In its 98th report, laid in the House of Representatives last Friday, the SRC had recommended hikes of as much as 24 per cent for top office-holders, including the Prime Minister, Opposition Leader and Chief Justice. The proposed increases would take the PM’s salary from $48,000 to $59,860 and the Opposition Leader’s salary from $23,800 to $29,500. The new salaries, once approved, is expected to cost taxpayers over $74 million annually.
The SRC report also recommended higher salaries for the Chief Justice and members of the Judiciary, Senators, House Speaker, Deputy Speaker, Cabinet Ministers and non-Cabinet Ministers. Noting that the House Committee proposals put the salaries higher than those recommended by the SRC, the PM said the SRC was the legally constituted body to deal with salaries across the board.
“The matter will be taken to Parliament on Friday (tomorrow). We will stay within the law,” she said. “That is to say, what is recommended by the SRC.” However, a subsequent statement issued by the Office of the Prime Minister said Cabinet has rejected SRC proposals to remove the benefits currently being paid to office-holders, including MPs being exempted from paying import duty, VAT and motor vehicle taxes.
Several MPs felt the SRC did not recognise the realities of the “demands and the considerable time and effort required to serve at the parliamentary level. They argued that it was a full-time job.
The statement commented:
• “Higher levels of salary increases plus new duty, professional and housing allowances were proposed against what the House Committee said were compelling arguments, highlighting among other matters assessments with comparable private-sector jobs.

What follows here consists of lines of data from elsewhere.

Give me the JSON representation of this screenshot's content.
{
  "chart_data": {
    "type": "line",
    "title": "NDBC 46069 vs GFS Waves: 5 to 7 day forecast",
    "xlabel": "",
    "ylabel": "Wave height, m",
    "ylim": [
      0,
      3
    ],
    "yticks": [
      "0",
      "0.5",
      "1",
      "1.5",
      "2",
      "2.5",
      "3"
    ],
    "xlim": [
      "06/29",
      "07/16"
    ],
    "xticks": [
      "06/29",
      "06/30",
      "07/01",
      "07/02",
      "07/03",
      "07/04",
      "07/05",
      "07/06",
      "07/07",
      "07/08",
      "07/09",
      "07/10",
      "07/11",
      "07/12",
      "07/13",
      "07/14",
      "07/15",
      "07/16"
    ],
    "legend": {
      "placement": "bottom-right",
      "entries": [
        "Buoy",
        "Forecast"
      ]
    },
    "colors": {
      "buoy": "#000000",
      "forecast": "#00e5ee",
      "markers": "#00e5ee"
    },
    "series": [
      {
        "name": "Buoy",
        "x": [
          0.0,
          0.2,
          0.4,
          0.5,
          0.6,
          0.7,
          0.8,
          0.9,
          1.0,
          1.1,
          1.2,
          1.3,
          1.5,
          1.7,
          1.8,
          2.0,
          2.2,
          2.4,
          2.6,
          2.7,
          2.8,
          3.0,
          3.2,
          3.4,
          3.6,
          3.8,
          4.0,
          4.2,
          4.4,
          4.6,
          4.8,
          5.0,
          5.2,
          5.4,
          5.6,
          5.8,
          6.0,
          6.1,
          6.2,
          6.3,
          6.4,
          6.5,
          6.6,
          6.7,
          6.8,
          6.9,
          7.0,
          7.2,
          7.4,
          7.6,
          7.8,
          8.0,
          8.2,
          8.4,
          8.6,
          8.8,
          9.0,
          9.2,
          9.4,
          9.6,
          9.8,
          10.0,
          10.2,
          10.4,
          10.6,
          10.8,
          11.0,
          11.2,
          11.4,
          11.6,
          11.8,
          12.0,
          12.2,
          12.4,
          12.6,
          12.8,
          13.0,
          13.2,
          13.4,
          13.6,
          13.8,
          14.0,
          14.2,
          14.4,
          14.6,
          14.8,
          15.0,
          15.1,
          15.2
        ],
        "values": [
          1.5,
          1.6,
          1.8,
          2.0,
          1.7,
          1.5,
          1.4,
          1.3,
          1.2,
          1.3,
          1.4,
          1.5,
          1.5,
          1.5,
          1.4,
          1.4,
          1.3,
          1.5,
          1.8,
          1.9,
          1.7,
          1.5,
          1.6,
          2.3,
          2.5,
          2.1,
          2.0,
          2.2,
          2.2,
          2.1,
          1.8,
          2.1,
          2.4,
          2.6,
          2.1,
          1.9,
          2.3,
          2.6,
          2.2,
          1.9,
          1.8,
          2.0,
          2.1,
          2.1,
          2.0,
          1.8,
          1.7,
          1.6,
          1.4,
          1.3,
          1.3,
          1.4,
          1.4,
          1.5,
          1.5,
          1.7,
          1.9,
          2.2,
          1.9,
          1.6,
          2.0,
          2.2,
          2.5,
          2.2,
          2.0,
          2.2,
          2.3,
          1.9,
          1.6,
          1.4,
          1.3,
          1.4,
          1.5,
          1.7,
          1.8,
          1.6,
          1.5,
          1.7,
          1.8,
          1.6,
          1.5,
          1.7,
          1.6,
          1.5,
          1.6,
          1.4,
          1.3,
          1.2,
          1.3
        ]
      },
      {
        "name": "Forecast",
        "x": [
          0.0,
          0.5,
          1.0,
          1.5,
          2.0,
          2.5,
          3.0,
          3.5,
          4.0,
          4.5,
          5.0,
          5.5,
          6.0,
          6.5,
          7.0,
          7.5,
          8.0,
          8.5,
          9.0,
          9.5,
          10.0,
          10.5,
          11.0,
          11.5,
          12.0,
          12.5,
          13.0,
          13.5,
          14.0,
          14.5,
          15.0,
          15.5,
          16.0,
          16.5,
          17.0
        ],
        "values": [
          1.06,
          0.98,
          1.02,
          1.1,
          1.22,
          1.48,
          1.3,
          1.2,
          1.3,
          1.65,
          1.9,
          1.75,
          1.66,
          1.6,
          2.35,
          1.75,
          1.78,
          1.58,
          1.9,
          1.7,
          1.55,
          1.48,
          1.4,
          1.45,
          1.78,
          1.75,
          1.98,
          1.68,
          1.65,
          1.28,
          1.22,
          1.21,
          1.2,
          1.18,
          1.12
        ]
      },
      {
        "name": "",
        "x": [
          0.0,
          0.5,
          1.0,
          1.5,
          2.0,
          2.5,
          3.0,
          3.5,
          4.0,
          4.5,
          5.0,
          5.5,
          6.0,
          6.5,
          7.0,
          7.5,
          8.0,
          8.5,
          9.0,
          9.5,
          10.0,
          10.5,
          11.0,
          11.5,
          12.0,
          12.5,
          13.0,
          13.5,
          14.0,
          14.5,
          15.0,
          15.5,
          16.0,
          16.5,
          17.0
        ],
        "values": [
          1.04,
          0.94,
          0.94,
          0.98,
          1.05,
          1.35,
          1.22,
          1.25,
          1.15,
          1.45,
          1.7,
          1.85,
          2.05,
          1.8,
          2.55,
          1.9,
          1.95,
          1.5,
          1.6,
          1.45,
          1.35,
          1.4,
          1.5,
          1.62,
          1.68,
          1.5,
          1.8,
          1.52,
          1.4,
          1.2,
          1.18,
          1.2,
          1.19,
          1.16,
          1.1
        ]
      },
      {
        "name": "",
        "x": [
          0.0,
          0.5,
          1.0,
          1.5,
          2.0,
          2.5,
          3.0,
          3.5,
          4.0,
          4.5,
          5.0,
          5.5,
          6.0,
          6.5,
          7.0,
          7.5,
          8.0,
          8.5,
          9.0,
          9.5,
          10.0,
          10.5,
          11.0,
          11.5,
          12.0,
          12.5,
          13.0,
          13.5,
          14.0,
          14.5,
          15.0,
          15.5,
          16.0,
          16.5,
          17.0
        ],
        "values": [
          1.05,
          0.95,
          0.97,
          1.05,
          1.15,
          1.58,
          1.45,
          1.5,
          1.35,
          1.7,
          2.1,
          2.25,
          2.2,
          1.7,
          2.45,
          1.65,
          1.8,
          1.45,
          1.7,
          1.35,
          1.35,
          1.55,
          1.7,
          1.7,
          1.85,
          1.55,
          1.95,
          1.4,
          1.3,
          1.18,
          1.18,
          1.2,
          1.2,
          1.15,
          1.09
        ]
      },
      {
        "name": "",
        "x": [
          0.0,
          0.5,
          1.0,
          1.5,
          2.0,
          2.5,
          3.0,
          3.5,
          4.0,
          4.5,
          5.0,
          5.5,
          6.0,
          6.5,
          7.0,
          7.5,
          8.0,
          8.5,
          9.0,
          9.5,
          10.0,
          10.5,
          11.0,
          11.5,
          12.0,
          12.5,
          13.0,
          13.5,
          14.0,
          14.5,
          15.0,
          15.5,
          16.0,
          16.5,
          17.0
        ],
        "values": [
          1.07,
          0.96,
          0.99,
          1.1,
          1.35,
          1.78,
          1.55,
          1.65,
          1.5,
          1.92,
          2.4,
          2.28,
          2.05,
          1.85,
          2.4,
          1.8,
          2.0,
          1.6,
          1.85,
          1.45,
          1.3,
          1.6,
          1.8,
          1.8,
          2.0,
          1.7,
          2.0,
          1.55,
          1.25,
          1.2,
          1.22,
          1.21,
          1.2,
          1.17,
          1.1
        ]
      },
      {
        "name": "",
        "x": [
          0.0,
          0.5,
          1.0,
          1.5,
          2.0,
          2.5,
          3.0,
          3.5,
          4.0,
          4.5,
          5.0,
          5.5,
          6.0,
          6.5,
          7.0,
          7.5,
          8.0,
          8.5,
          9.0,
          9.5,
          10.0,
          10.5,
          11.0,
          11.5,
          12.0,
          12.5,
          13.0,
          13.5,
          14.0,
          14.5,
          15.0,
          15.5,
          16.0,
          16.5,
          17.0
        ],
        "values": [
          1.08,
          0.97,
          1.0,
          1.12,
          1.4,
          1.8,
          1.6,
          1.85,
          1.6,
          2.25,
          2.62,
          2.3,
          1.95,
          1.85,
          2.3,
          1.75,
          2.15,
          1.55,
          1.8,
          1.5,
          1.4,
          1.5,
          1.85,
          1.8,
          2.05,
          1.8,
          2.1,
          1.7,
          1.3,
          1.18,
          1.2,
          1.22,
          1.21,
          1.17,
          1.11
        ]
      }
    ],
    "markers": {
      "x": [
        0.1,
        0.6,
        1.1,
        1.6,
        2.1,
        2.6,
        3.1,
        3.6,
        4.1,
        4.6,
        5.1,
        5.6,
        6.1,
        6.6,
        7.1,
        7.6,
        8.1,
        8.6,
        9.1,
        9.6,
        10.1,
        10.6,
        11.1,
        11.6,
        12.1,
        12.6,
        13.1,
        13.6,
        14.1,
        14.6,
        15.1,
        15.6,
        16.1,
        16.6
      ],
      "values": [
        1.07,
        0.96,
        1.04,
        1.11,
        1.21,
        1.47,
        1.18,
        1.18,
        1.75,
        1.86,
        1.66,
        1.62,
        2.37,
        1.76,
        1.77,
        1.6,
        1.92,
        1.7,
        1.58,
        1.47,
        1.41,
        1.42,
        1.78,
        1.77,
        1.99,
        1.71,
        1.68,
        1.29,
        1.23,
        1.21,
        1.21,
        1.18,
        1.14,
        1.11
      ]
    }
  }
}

• “Cabinet noted it was mindful of the arguments made in the House Committee Report, including the fact that the last pay increases for MPs were implemented eight years ago.
• “In the last SRC review of 2008/2009 it was recommended and agreed by the then Cabinet to maintain existing salary levels.
• “Cabinet, however, pointed out that in view of the country’s present economic challenges and particularly the level of pay increases maintained for public service officers and even workers in the private sector, it agreed that it was not appropriate to implement the much higher levels of remuneration increases to top office-holders and MPs as suggested in the House report.
• “Further, Cabinet was advised that the Constitution and other laws ‘in very express terms protected the remuneration arrangements of certain office holders’ and therefore any proposed limitation the tax/duty exemptions will violate the Constitution.
• “In light of this, Cabinet decided that the existing benefits afforded for the purchase of motor vehicles will be retained.”